No sé si es algo que avanza o retrocede, pero sí me parece creer que sus límites los inventa la imaginación. Casi todo lo que me viene ocurriendo últimamente, tiene algo de añoranza o decepción. Aunque también es cierto que nunca me he sentido más libre y más seguro que ahora: ahora que vivo a cuenta de la expectativa y de la posibilidad. Conforme me parezco menos ―incluso físicamente― a aquel otro que quise ser, más consigo andar a mi aire; sin más disciplinas que las necesarias y con una frugalidad que casi ya no me cuesta esfuerzo ni dinero. No tengo un Rastro madrileño al que ir, ni un frontón donde jugar a pala; mis amigos están más repartidos que lo que me gustaría; aquí, en Valladolid, no he descubierto aún mi Walden o la reserva de Middlesex Fells… Importa poco que la geografía de mis afinidades se haya movido de sitio, porque en esta ciudad prestada ―al menos― casi todo lo puedo hacer a pie, con tiempo de sobra y sin necesidad de forzar ninguna rutina.
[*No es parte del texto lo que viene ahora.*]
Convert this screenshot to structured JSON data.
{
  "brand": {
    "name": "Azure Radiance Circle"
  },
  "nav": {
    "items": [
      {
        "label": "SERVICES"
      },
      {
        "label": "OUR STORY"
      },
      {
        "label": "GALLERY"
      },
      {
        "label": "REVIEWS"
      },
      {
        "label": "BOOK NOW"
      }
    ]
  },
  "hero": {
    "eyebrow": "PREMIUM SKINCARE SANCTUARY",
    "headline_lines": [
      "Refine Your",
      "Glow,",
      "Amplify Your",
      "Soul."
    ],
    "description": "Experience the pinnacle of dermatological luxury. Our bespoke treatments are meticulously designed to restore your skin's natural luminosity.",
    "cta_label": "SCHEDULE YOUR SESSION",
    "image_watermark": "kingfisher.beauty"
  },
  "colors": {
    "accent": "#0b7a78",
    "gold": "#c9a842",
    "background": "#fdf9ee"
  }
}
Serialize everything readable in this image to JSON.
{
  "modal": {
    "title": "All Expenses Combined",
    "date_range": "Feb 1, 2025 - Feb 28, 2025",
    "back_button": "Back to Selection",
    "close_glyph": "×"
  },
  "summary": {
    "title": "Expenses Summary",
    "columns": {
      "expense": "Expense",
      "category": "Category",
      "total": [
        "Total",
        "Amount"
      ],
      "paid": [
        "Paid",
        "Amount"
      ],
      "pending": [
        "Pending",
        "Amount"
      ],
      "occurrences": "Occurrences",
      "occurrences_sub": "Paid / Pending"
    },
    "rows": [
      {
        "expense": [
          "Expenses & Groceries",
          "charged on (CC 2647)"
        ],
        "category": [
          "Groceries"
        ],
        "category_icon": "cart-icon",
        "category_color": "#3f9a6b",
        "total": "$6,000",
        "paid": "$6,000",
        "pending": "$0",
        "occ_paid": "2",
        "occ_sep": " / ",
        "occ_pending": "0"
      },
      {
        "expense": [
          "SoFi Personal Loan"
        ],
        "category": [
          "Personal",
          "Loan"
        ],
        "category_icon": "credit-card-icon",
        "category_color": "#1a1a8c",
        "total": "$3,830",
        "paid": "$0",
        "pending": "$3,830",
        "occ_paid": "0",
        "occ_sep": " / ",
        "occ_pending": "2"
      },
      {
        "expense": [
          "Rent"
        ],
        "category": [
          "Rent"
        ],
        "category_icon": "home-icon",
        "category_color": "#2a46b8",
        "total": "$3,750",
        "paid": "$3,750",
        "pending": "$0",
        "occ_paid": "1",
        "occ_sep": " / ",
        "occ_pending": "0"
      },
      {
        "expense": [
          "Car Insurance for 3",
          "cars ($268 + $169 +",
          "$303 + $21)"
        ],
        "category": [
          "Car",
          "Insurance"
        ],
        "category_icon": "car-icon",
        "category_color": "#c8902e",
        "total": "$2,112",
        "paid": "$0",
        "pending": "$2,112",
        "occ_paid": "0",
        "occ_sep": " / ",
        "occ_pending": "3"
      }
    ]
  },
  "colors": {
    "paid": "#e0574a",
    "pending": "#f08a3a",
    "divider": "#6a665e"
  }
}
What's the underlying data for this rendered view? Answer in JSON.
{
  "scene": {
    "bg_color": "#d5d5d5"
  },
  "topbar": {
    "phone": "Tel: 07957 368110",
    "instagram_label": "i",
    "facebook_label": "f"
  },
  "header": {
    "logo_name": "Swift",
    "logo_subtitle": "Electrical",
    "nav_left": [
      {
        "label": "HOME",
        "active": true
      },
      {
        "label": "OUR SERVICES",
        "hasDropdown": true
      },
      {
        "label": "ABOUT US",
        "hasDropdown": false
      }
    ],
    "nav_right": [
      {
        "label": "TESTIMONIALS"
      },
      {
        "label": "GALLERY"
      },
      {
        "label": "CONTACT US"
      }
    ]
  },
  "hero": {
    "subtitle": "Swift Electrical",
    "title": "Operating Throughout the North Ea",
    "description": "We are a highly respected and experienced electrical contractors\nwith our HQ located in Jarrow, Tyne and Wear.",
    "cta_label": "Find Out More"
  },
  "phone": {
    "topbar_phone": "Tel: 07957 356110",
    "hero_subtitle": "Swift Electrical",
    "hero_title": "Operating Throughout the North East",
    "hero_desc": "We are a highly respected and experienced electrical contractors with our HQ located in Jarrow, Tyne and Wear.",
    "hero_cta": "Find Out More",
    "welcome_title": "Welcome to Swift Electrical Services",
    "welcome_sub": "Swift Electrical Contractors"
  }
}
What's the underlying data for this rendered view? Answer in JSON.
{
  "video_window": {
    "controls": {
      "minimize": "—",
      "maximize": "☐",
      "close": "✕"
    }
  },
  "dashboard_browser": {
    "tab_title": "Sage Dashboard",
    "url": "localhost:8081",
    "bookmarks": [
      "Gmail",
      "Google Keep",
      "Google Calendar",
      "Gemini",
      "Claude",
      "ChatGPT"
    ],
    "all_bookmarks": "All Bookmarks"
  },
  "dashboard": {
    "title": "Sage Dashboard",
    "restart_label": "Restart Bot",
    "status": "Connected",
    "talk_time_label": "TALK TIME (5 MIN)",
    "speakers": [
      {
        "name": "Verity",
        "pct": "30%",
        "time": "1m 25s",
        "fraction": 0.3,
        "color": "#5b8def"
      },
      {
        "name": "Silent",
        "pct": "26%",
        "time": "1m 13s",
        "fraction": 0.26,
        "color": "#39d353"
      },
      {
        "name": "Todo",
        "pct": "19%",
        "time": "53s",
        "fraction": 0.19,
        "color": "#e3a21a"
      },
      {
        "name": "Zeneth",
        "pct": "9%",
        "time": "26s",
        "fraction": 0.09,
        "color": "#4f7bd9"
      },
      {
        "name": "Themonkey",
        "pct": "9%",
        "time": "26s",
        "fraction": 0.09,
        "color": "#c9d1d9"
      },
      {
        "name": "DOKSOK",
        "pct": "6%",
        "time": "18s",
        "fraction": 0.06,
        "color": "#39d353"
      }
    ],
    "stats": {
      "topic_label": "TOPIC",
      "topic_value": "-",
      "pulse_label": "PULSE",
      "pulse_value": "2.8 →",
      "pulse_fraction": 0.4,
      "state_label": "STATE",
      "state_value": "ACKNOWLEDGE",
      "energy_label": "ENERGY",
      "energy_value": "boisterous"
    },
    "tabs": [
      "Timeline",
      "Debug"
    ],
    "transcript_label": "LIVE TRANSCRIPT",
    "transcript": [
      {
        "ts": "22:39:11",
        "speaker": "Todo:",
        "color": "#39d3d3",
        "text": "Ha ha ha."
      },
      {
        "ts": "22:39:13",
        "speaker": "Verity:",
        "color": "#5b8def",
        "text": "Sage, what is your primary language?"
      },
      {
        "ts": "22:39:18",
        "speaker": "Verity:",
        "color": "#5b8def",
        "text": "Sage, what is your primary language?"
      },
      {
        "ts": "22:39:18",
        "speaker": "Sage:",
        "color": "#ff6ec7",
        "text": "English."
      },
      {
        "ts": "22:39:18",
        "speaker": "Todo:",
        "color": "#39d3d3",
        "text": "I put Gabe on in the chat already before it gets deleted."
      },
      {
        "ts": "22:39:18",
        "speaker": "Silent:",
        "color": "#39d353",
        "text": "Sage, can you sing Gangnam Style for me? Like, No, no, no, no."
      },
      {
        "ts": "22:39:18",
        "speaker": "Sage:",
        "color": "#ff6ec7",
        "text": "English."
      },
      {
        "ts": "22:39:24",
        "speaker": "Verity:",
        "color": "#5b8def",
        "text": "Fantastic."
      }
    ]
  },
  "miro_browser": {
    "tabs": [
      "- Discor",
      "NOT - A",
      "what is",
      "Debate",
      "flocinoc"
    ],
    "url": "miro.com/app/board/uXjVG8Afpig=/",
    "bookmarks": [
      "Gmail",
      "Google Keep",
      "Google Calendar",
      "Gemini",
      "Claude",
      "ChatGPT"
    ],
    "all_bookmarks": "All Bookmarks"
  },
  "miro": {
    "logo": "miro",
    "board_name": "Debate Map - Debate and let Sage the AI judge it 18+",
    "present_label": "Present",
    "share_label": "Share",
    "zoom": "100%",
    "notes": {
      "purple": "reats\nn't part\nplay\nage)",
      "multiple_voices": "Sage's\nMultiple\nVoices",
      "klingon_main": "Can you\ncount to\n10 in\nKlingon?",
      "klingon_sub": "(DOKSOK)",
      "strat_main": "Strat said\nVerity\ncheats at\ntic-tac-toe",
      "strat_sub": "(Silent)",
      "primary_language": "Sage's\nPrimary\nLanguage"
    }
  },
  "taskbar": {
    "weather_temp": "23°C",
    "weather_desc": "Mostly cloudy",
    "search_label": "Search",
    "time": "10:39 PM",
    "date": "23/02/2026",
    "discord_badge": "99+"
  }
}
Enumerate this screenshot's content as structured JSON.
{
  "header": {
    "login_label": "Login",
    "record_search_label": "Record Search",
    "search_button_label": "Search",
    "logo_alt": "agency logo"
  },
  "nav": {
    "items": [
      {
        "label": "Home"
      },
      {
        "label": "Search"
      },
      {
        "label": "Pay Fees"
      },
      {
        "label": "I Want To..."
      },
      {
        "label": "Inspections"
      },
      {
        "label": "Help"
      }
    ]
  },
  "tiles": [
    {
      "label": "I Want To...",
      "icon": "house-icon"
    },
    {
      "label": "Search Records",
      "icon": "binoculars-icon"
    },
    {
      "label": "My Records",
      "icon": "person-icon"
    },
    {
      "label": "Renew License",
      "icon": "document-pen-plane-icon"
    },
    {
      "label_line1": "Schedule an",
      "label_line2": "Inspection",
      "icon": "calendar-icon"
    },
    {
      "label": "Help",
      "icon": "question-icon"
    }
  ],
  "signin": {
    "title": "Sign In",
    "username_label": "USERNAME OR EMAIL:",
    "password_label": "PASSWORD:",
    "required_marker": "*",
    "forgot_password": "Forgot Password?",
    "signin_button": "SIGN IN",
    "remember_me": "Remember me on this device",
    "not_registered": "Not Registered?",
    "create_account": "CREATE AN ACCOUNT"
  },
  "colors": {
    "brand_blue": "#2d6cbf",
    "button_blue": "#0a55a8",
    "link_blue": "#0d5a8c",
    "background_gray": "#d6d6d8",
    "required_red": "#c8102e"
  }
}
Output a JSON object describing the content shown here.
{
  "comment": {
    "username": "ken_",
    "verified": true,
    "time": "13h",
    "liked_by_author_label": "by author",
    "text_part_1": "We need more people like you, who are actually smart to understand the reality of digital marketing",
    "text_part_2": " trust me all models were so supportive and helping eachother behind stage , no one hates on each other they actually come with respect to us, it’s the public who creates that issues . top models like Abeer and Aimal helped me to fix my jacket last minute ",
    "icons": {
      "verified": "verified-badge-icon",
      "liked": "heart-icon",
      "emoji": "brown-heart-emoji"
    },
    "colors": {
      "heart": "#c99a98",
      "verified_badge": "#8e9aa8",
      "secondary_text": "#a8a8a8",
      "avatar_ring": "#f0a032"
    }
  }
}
Hay días en los que no se me escapa casi nada que importe; al menos, nada que no me venga a la cabeza de seguido. Nada que pueda olvidar. Sigo leyendo Summer en el otoño retrasado de Castilla, un libro ése que me está ayudando a congraciarme con algunas ideas nada dóciles, rabiosas. La vergüenza, la vanidad. Toda la elocuencia de la que soy capaz está en estas notas alucinadas, cuyo contenido quizá no sea del todo claro o exacto, pero que sí reclamo como mío. Hay algo que retrocede o avanza en mi experiencia del mundo: algo que se revela en cosas y hábitos muy concretos. Hay automatismos que son virtudes; quizá uno de ellos sea el tiempo; quizá otro sea el estilo de este diario. Sigo pensando en círculos sucesivos, viendo cómo integrarlos en nuestra vida []   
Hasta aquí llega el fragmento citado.